American Agricultural Scientist Wins 2007 World Food Prize

Purdue's Philip Nelson - "The Tomato King" - pioneered breakthroughs in large-scale food storage, packaging and transportation.

Published on: Jun 18, 2007

Dr. Philip E. Nelson, a Purdue University food scientist, is the winner of the $250,000 World Food Prize for 2007. The announcement, made June 18 at noon in Washington, D.C., cites Nelson's innovative breakthrough technologies which have revolutionized the food industry, particularly in the area of large-scale storage and transportation of fresh fruit and vegetables using bulk aseptic food processing.

Nelson was announced as the 2007 Laureate by Ambassador Kenneth M. Quinn, President of the World Food Prize Foundation, which is headquartered in Des Moines, Iowa. Quinn made the announcement at a ceremony at the U.S. State Department in the nation's capital. The ceremony was presided over by Acting United States Undersecretary of State for Economic, Business and Agricultural Affairs Daniel Sullivan. Also participating in the announcement ceremony was Dr. Norman Borlaug, chairman of the World Food Prize selection committee.

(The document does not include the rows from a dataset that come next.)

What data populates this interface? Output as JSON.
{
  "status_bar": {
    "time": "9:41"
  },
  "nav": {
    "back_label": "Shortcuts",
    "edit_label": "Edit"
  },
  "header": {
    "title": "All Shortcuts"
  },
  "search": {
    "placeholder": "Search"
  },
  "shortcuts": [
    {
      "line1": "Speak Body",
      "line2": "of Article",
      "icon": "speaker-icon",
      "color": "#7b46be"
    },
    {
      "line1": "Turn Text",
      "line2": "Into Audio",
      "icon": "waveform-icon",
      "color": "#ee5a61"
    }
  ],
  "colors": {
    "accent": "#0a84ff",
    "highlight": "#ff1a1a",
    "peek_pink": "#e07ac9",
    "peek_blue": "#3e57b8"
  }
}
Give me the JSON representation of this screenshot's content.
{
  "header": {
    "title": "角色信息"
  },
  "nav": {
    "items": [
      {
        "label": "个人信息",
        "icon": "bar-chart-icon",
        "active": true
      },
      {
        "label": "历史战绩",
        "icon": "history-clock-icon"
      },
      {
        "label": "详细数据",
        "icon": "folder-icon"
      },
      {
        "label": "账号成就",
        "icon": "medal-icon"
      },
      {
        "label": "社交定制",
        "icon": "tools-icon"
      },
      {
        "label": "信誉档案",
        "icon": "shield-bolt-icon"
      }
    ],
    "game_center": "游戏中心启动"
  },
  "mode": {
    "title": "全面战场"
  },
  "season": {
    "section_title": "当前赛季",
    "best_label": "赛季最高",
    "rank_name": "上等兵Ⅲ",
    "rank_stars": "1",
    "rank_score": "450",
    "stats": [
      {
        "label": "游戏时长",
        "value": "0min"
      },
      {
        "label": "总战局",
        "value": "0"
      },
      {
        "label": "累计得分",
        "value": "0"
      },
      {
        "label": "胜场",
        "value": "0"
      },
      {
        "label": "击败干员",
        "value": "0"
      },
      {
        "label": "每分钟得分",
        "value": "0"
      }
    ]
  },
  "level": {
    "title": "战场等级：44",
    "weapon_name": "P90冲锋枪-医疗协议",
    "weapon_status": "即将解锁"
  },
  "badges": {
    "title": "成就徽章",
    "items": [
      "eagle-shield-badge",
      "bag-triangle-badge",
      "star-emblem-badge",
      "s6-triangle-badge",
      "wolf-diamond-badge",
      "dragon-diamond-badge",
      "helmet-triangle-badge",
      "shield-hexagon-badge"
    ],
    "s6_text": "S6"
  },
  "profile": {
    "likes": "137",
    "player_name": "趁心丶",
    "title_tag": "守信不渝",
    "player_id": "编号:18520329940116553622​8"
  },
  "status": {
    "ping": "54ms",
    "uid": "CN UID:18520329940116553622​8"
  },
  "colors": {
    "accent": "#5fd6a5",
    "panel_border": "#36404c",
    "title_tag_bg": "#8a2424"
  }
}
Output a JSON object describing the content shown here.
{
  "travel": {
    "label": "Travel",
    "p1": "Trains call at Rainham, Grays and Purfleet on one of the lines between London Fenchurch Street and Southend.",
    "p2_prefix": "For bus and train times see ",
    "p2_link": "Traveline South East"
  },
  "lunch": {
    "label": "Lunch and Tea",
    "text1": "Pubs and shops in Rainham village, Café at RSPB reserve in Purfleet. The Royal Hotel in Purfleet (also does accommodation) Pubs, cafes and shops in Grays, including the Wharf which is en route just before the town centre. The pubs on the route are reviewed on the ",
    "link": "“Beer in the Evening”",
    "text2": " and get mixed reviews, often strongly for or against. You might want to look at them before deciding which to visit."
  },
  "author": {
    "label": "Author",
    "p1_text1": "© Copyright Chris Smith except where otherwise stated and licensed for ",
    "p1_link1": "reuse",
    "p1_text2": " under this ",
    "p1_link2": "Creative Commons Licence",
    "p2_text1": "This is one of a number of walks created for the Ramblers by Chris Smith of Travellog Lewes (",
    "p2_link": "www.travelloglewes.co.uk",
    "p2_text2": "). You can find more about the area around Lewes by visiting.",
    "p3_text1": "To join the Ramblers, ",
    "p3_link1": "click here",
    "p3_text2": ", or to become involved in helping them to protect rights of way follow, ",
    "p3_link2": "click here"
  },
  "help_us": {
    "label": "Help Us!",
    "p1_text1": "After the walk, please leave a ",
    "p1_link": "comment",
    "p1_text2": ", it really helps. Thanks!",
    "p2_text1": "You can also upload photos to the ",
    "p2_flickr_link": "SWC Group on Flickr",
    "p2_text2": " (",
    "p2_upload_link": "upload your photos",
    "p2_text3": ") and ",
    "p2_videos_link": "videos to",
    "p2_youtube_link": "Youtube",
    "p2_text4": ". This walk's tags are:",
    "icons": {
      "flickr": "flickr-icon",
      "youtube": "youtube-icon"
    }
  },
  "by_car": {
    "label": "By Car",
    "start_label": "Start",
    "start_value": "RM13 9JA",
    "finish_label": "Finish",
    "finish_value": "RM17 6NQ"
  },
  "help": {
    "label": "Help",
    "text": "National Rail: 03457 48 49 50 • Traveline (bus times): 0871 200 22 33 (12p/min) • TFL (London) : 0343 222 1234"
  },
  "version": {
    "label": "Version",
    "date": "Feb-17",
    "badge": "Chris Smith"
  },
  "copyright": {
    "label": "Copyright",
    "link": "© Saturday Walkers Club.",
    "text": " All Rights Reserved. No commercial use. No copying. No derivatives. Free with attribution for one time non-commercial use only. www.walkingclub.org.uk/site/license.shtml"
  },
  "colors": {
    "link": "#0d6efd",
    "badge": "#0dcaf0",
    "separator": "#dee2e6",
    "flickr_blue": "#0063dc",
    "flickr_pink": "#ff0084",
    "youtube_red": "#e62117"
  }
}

Borlaug is a former winner of the Nobel Peace Prize for his work in advancing the Green Revolution, helping to feed starving people around the world.

In making the announcement, Ambassador Quinn stated that Dr. Nelson's food science research has significantly reduced post-harvest waste and spoilage and greatly increased the availability and accessibility of nutritious food worldwide, particularly in emergency situations.

Research helped preserve food better

"Dr. Nelson's pioneering work, which began with tomatoes and later included a variety of seasonal crops, has made it possible to produce ultra-large scale quantities of high quality food," says Quinn. "This food can then be stored for long periods of time and transported to all corners of the world without losing nutritional value or taste."

Nelson's research led to the discovery of methods and equipment to preserve perishable food at ambient temperatures in very large carbon steel tanks (beginning with 100 gallon tanks and increasing in capacity to 500,000 gallons). By coating the tanks with epoxy resin and sterilizing the valves and filters, food products were able to be stored and removed without reintroducing contaminants. As a result, enormous quantities of pathogen-free food could be distributed to plants around the world for final processing and packaging.

Later partnering with the Scholle Corporation, Nelson developed a low-cost aseptic "bag-in-box" system for preserving and shipping foods. By the 1980's, this technology had spread throughout the global food industry. Working with another company, Fran Rica Manufacturing (now part of FMC), he engineered a variation of the bag sealing fitment as a membrane, which ruptures during the fill and then reseals with a sterilized foil cap. This is now the standard technology used for processing and packaging of aseptically processed foods worldwide.

2007 award to be presented Oct. 18

In the developing world, these technologies have made it affordable and convenient to transport and deliver a variety of safe food products without need for refrigeration, averting loss due to spoilage. Citrosuco, a leading orange juice producer based in Brazil, has used the technology developed by Nelson to ship up to eight million gallons of orange juice to the United States and Europe. The technology has also been applied to bring potable water and emergency food aid to survivors of the 2004 tsunami in Southeast Asia and the victims of Hurricane Katrina in 2005, as well as to other crisis situations worldwide.

Nelson has been involved in the storage and packaging of food since childhood. He spent his early years working on his family's tomato farm and canning factory in Morristown, Indiana and once earned the crown of "Tomato King" at the Indiana State Fair.

The 2007 World Food Prize will be formally presented to Nelson at a ceremony at the Iowa State Capitol on October 18, 2007. The ceremony in Des Moines will be held as part of the World Food Prize's Norman E. Borlaug International Symposium, which this year focuses on "Biofuels and Biofood: The Global Challenges of Emerging Technologies." Further information about the Laureate Award Ceremony and Symposium can be found at www.worldfoodprize.org.